La orquesta se volvió muy prestigiosa. Prueba de ello es un afiche de la época que anunciaba: «Gran baile a toda orquesta. ¡Importante! 3 grandes orquestas 3. La segunda parte del programa estará a cargo de la gran Orquesta típica Criolla que dirige la celebrada e inteligente bandoneonista la Sta. Paquita Berardo».

Al año siguiente se produjo la masificación de Paquita Berardo. La recientemente inaugurada Radio Cultura la contrató para interpretar tangos y fragmentos de óperas. Esas presentaciones la hicieron más popular y le significaron actuaciones en los principales teatros capitalinos como el Coliseo. También se presentó en Montevideo, ciudad a la que le dedicó su vals «Cerro Divino». Su calidad como instrumentista estaba fuera de toda duda y llegaba el momento de destacarse como compositora.

En la voz de Gardel

En 1923 fue la única mujer que actuó en «La gran fiesta del Tango» que se realizó en el teatro Coliseo de la calle Fantín (hoy Marcelo T. de Alvear) con la organización la Sociedad de Compositores. Desde el 10 de diciembre de 1924 hasta fines de febrero de 1925 se presentó en el teatro «Smart» con la compañía de Blanca Podestá, actuando junto a José Tanga, Manuel Vicente, Bartolo López, Migul Loduca, Arturo Berardo y el cantor Florindo Ferrario.

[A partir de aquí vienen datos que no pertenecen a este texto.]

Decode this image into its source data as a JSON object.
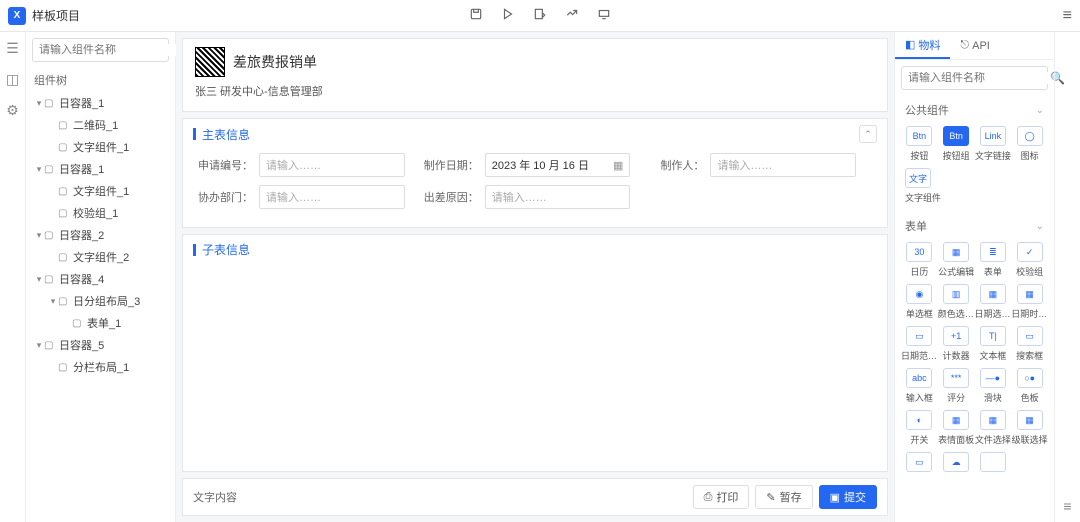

Además de «Cerro Divino» compuso unas quince piezas más, entre ellas el tango Floreal, que grabó Juan Carlos Cobián, «Villa Crespo» y «Cachito», que luego se convirtió en «La Enmascarada» cuando le puso letra Francisco García Jiménez para que lo grabe Carlos Gardel.

Pionera

A pesar de su renombre, Paquita no llegó a grabar ningún disco. Lamentablemente falleció el 14 de abril de 1925 en su casa de Villa Crespo por las complicaciones que le produjo un resfrío mal tratado que se complicó en una tuberculosis.

Sus exequias fueron multitudinarias, cientos de vecinos y de amantes de la música ciudadana concurrieron a despedir a la primera mujer en aventurarse en un terreno reservado, hasta entonces, para los hombres. De alguna manera, Paquita le abrió la puerta a personalidades como Azucena Maizani, Ada Falcón, Libertad Lamarque, Nelly Omar y Tita Merello, por citar a pioneras del género.

Pero su legado no se limita a haber abierto el camino para las mujeres en el tango.  Se convirtió en un ícono cultural para la Argentina y también un estandarte de la inclusión de la mujer en tareas, oficios y profesiones tradicionalmente reservados para el género masculino. Destruyó prejuicios en el ámbito musical primero y en la sociedad más tarde.